PM: What would you say is the most exciting finding in your field which helps to shape your research?
CP: This is a really exciting time to be a structural biologist. The recent emergence of cryo-EM as a robust method for determining high-resolution structures of proteins without the need for crystallization has revolutionized many fields of biology. This is particularly true for membrane protein biology, which are notoriously recalcitrant to crystallization. In the last few years, an unprecedented number of first-in-class structures of membrane proteins have been solved and the field is now quickly moving towards exploring the conformational landscape of these proteins in a near-native environment to understand how different stimuli and drugs induce different states and regulate their activity.
PM: The most controversial question in your field right now?
CP: The TMEM16 family comprises 10 closely related paralogs. Despite their similarity in sequence, the functional diversity of this family of membrane proteins is astonishing. For instance, some members function as ion channels, whereas others serve as lipid scramblases and some present dual functionalities. How structurally similar organizations mediate such diverse functionalities and what mechanisms underlie these activities is not understood. Different groups have proposed conflicting models for activity and even the interpretation of recently published structures and what state of the cycle they might represent remains debated. Through my postdoctoral work, I hope to answer some of these fundamental questions.
PM: How your activities demonstrate your leadership and sphere of influence at the institutional level and beyond. And the impact and importance of those activities in terms of your career aspirations.
CP: As a graduate student at The Scripps Research Institute, I was a member of the Graduate Student Council, a student-lead organization that advocates for student well-being. As the Chair of the Committee against sexual harassment, I lead our efforts to make Scripps compliant with Title IX regulations, ensuring that everyone on campus got access to important resources to deal with such situations. More recently, I was elected Chair of the 3D electron microscopy Gordon Research Seminar (GRS) to be held on 2021 in Sunday River, Maine. Here,I aim to create a welcoming environment that will serve as a forum for graduate students and postdocs to present and discuss their research with the community.Organizing this meeting also provides a unique networking opportunity for me,as I will be working closely with our attendees, session chairs, invited speakers, as well as our contributors.

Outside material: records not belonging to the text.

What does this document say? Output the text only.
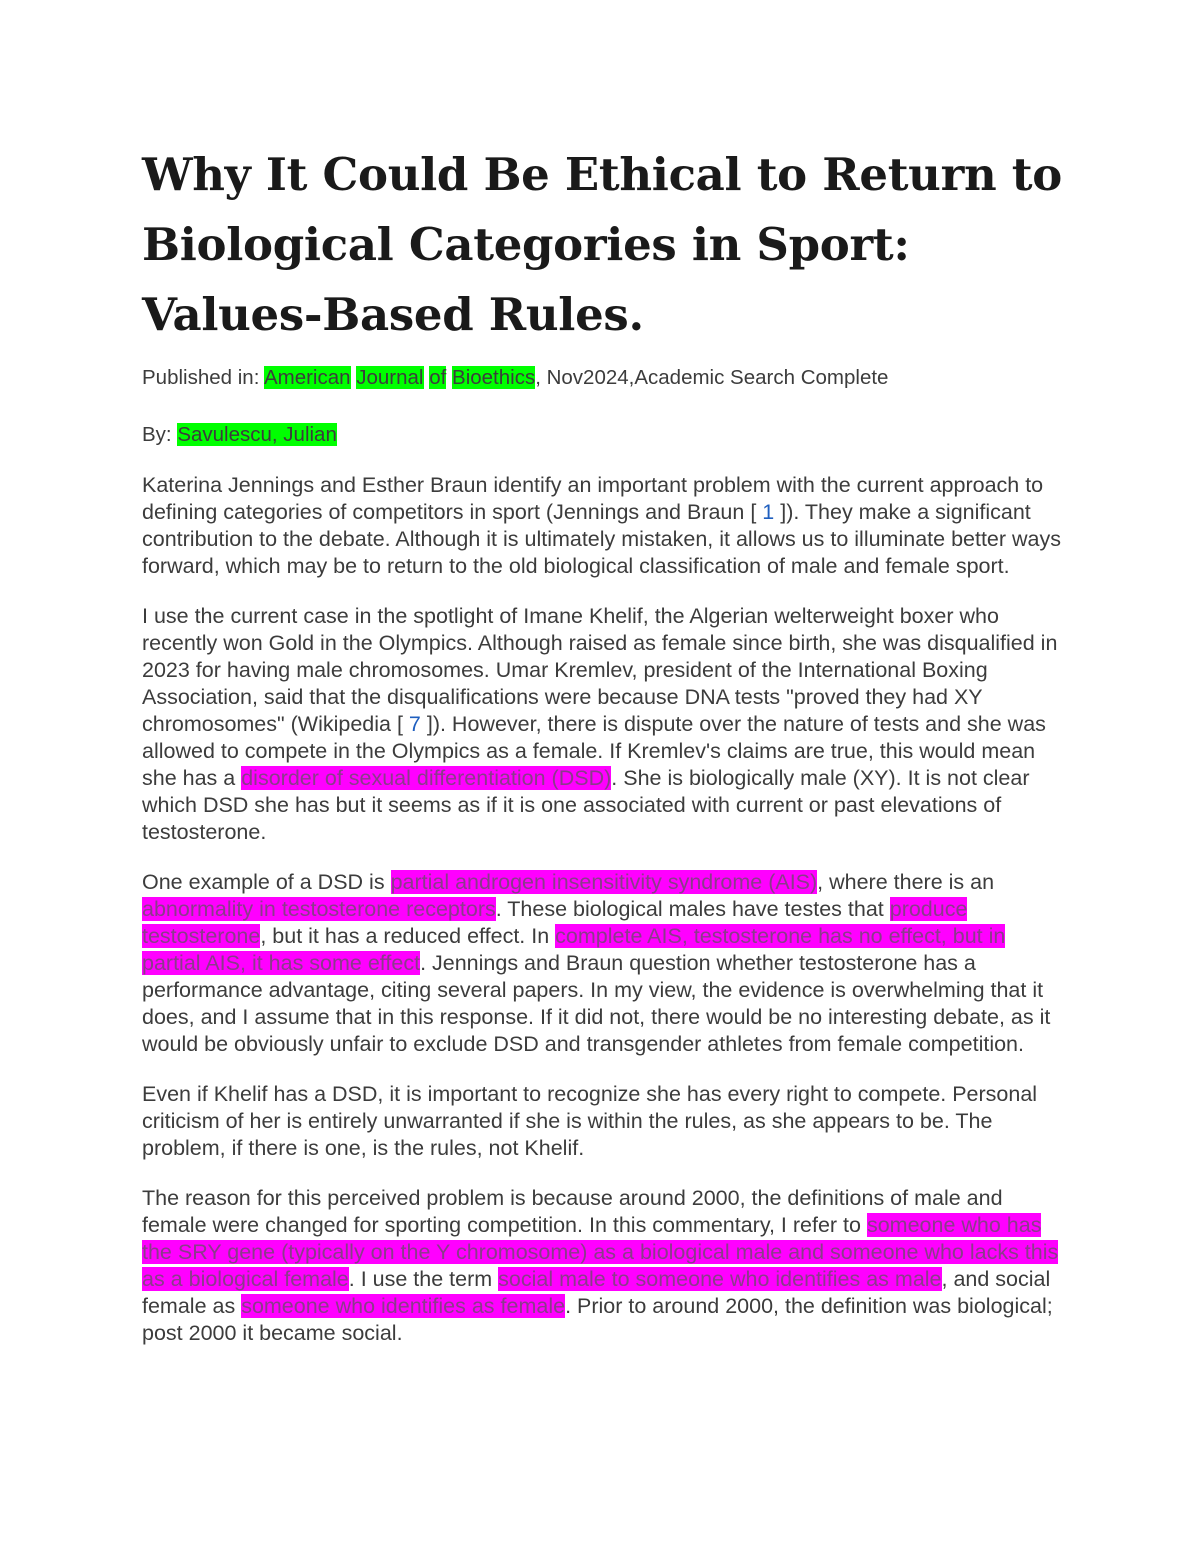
Why It Could Be Ethical to Return to Biological Categories in Sport: Values-Based Rules.

Published in: American Journal of Bioethics, Nov2024,Academic Search Complete

By: Savulescu, Julian

Katerina Jennings and Esther Braun identify an important problem with the current approach to defining categories of competitors in sport (Jennings and Braun [ 1 ]). They make a significant contribution to the debate. Although it is ultimately mistaken, it allows us to illuminate better ways forward, which may be to return to the old biological classification of male and female sport.

I use the current case in the spotlight of Imane Khelif, the Algerian welterweight boxer who recently won Gold in the Olympics. Although raised as female since birth, she was disqualified in 2023 for having male chromosomes. Umar Kremlev, president of the International Boxing Association, said that the disqualifications were because DNA tests "proved they had XY chromosomes" (Wikipedia [ 7 ]). However, there is dispute over the nature of tests and she was allowed to compete in the Olympics as a female. If Kremlev's claims are true, this would mean she has a disorder of sexual differentiation (DSD). She is biologically male (XY). It is not clear which DSD she has but it seems as if it is one associated with current or past elevations of testosterone.

One example of a DSD is partial androgen insensitivity syndrome (AIS), where there is an abnormality in testosterone receptors. These biological males have testes that produce testosterone, but it has a reduced effect. In complete AIS, testosterone has no effect, but in partial AIS, it has some effect. Jennings and Braun question whether testosterone has a performance advantage, citing several papers. In my view, the evidence is overwhelming that it does, and I assume that in this response. If it did not, there would be no interesting debate, as it would be obviously unfair to exclude DSD and transgender athletes from female competition.

Even if Khelif has a DSD, it is important to recognize she has every right to compete. Personal criticism of her is entirely unwarranted if she is within the rules, as she appears to be. The problem, if there is one, is the rules, not Khelif.

The reason for this perceived problem is because around 2000, the definitions of male and female were changed for sporting competition. In this commentary, I refer to someone who has the SRY gene (typically on the Y chromosome) as a biological male and someone who lacks this as a biological female. I use the term social male to someone who identifies as male, and social female as someone who identifies as female. Prior to around 2000, the definition was biological; post 2000 it became social.
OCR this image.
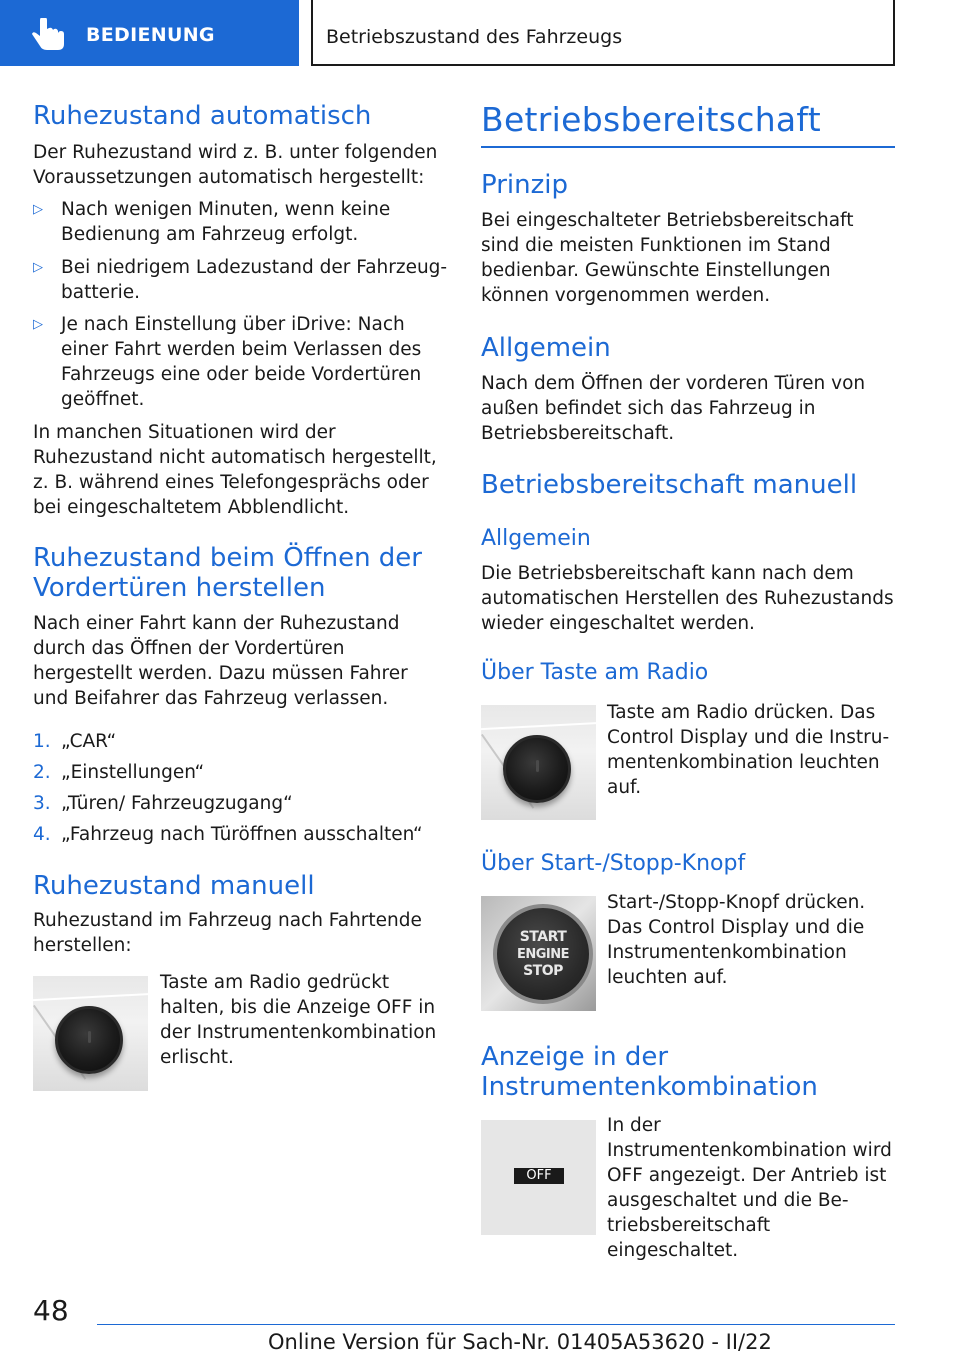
BEDIENUNG	Betriebszustand des Fahrzeugs
Ruhezustand automatisch
Der Ruhezustand wird z. B. unter folgenden Voraussetzungen automatisch hergestellt:
▷ Nach wenigen Minuten, wenn keine Bedienung am Fahrzeug erfolgt.
▷ Bei niedrigem Ladezustand der Fahrzeugbatterie.
▷ Je nach Einstellung über iDrive: Nach einer Fahrt werden beim Verlassen des Fahrzeugs eine oder beide Vordertüren geöffnet.
In manchen Situationen wird der Ruhezustand nicht automatisch hergestellt, z. B. während eines Telefongesprächs oder bei eingeschaltetem Abblendlicht.
Ruhezustand beim Öffnen der Vordertüren herstellen
Nach einer Fahrt kann der Ruhezustand durch das Öffnen der Vordertüren hergestellt werden. Dazu müssen Fahrer und Beifahrer das Fahrzeug verlassen.
1. „CAR“
2. „Einstellungen“
3. „Türen/ Fahrzeugzugang“
4. „Fahrzeug nach Türöffnen ausschalten“
Ruhezustand manuell
Ruhezustand im Fahrzeug nach Fahrtende herstellen:
Taste am Radio gedrückt halten, bis die Anzeige OFF in der Instrumentenkombination erlischt.
Betriebsbereitschaft
Prinzip
Bei eingeschalteter Betriebsbereitschaft sind die meisten Funktionen im Stand bedienbar. Gewünschte Einstellungen können vorgenommen werden.
Allgemein
Nach dem Öffnen der vorderen Türen von außen befindet sich das Fahrzeug in Betriebsbereitschaft.
Betriebsbereitschaft manuell
Allgemein
Die Betriebsbereitschaft kann nach dem automatischen Herstellen des Ruhezustands wieder eingeschaltet werden.
Über Taste am Radio
Taste am Radio drücken. Das Control Display und die Instrumentenkombination leuchten auf.
Über Start-/Stopp-Knopf
START
ENGINE
STOP
Start-/Stopp-Knopf drücken. Das Control Display und die Instrumentenkombination leuchten auf.
Anzeige in der Instrumentenkombination
OFF
In der Instrumentenkombination wird OFF angezeigt. Der Antrieb ist ausgeschaltet und die Betriebsbereitschaft eingeschaltet.
48
Online Version für Sach-Nr. 01405A53620 - II/22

PM: What are your major interests outside the lab?
CP: I love playing board games as well as outdoor activities. My main hobbies are camping,hiking, skiing, beach volleyball and snorkeling. Since moving to SF, I have started climbing, but this is still a work in progress.
PM: What is the one piece of advice you could give to someone considering a research career?
CP: The most important advice I would give to anyone starting a research career is to choose a good mentor over any scientific project. No matter how much you love a scientific question, you will end up hating it if you are miserable in lab due to a bad environment or mentor. In my experience, you can become passionate about any biological system and/or technique when you are in a good environment that makes you happy to go to work every morning and learn something new everyday. While publications are of course very important, a mentor that genuinely wants you to succeed and will later promote you for positions and write you a good recommendation letter is equally, if not more, important.
PM: Thank you for taking the time to discuss your research, Dr. Puchades! We wish you the best of luck!